I have a notebook that iterates over the same model, with increasing features. I'd like to simply fill out the train_test_split()
with a dict of the relevant args, rather than filling it out each time. For my Random Forest model, for example, I've created a hyperparameter dict:
rf_params = {
'class_weight':'balanced',
'max_depth':2,
'n_estimators':1000,
'n_jobs':-1,
'random_state':42
}
I'll unpack that with each random forest classifier: rf_clf = RandomForestClassifier(**rf_params)
. I'd like to do the same with train_test_split()

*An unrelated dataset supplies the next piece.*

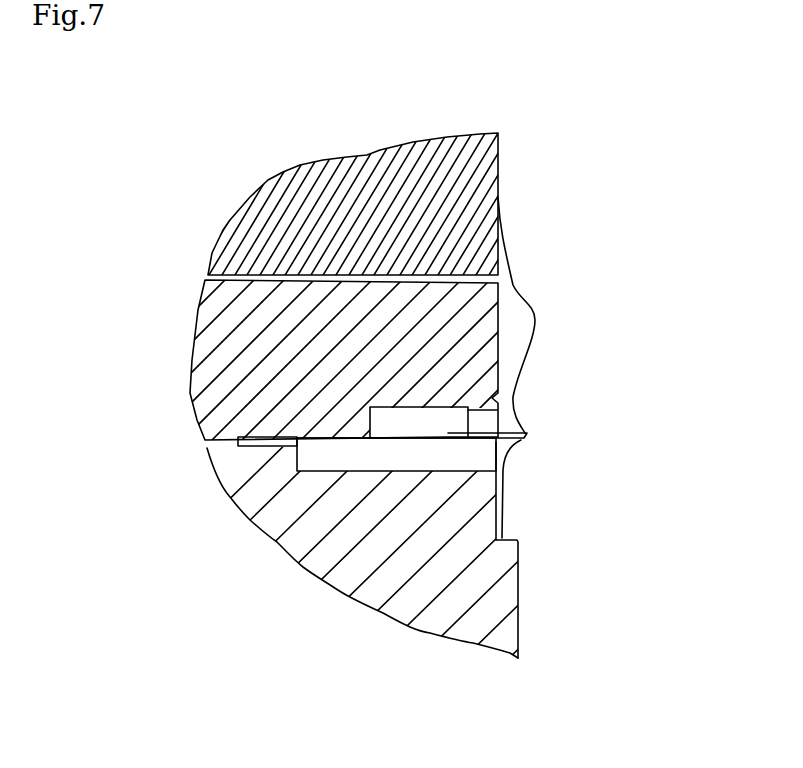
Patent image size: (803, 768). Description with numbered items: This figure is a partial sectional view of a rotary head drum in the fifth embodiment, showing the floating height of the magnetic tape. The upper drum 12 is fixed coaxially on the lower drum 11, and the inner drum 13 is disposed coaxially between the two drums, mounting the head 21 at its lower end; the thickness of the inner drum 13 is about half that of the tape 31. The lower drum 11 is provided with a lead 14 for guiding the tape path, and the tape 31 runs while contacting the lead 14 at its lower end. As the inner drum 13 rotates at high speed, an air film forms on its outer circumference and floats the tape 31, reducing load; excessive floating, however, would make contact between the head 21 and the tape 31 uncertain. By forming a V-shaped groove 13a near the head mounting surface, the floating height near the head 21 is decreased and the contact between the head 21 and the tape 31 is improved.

, whose arguments will always be X, y, test_size=0.3, random_state=42
, but upon examining the docs, it appears that the standard call for X
and y
is not a kwarg, but rather based on *arrays
. How do I set that in a dict to unpack?
Something along the lines of
split_args = {
'*arrays':['X','y'],
'test_size':0.3,
'random_state':42
}
train_test_split(**split_args)
You can use *args
for that:
split_args = [X, y]
split_kwargs = {
'test_size':0.3,
'random_state':42
}
train_test_split(*split_args, **split_kwargs)
Since *arrays
is positional only, it needs to be passed as an iterable instead of a dict.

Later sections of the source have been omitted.